Several hybrid pieces illuminate the ways in which European imagery was appropriated and incorporated into Ottoman and Mughal albums. [DL3] Christian images, sourced from prints circulated by the Jesuits from 1580 on, were appreciated for their aesthetic qualities and were incorporated in Mughal albums assembled under Jahangir and Shah Jahan in the first half of the seventeenth century. The delicately rendered watercolor of the Virgin and Child with two angels by Jamal Muhammad (c. 1630-1650) has its ultimate source in the Salus populi romani icon in Santa Maria Maggiore, Rome, as it was engraved by Hieronymus Wierix (c. 1590). The palm trees and stream are added from the Qu’ran’s account of Jesus’ birth, imparting an Islamic interpretation to the Byzantine image. Such albums combined European and Mughal images with elaborate borders, often incorporating Dutch botanical motifs. Meanwhile, a prized drawing of a horse after a print by Jan van der Straet was placed into an Ottoman album, suggesting the importance of these animals as status markers and diplomatic gifts.

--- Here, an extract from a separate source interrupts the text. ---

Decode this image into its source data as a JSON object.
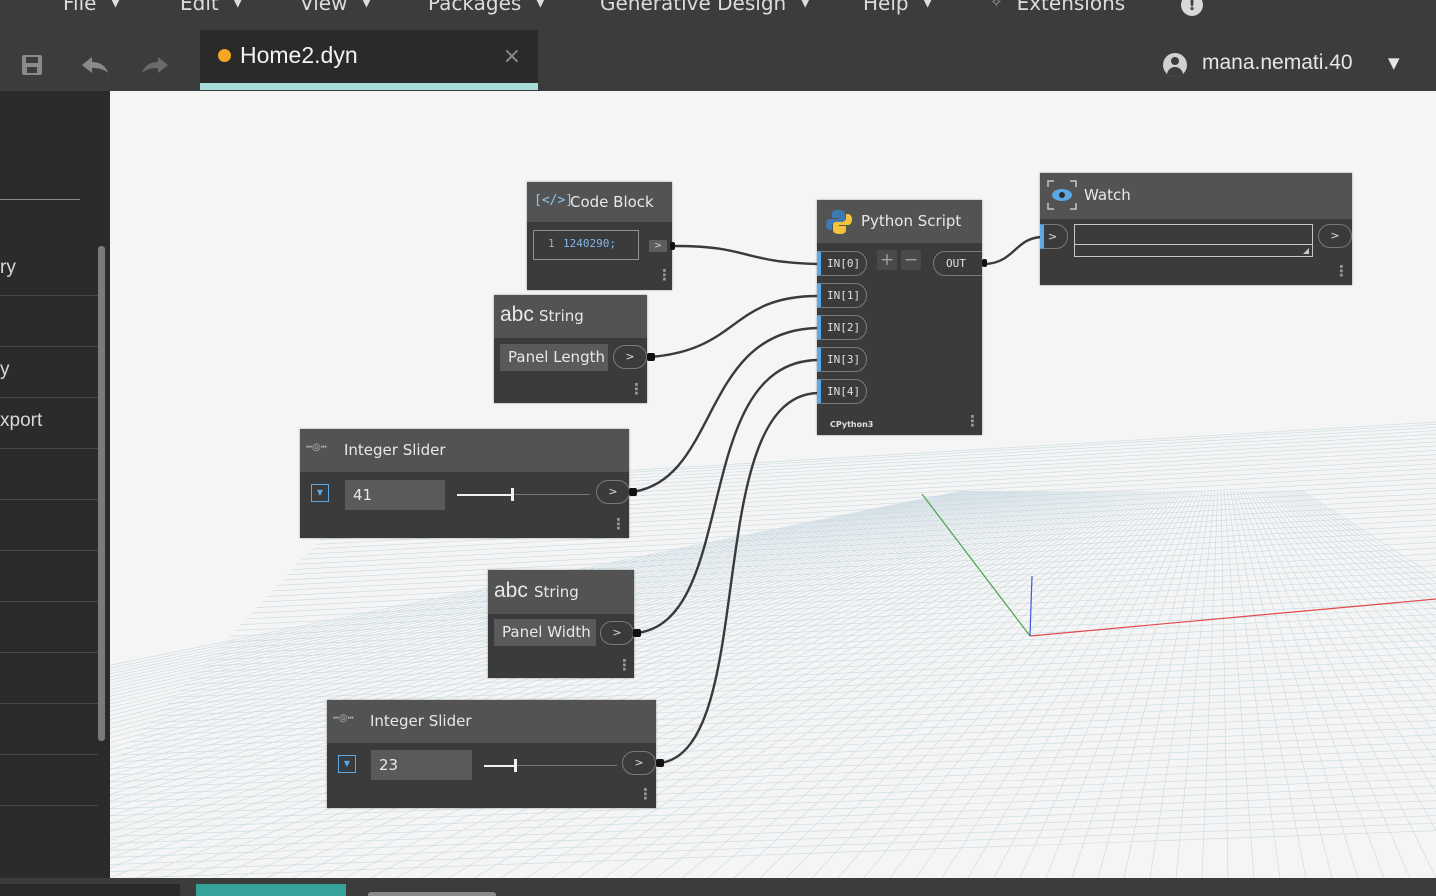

Turbans and tulips are most recognizable and ubiquitous markers of exchange between the Netherlands and the Ottomans. For non-Christian figures in biblical and historical representations, European artists used turbans to signify identity, antiquity and location. To distance the event in time and place, Lucas van Leyden included turbaned bystanders in his engraved Adoration of the Magi (1513); one of these observers is based upon an Italian medal of Mehmed II (c. 1480), an indication that the medal circulated. Turbaned men drawn by Govert Flinck, Gerbrand van den Eeckhout and Arent de Gelder are probably models posing in costume as studies for paintings. Finally, ten watercolors of tulips are reminders of that often overvalued commodity by Margaretha Adriaensdr de Heer (c. 1603-1659-1665) and three other artists.
This review has surveyed only a selection of the exhibited pieces in this wide-ranging, ambitious and rewarding show.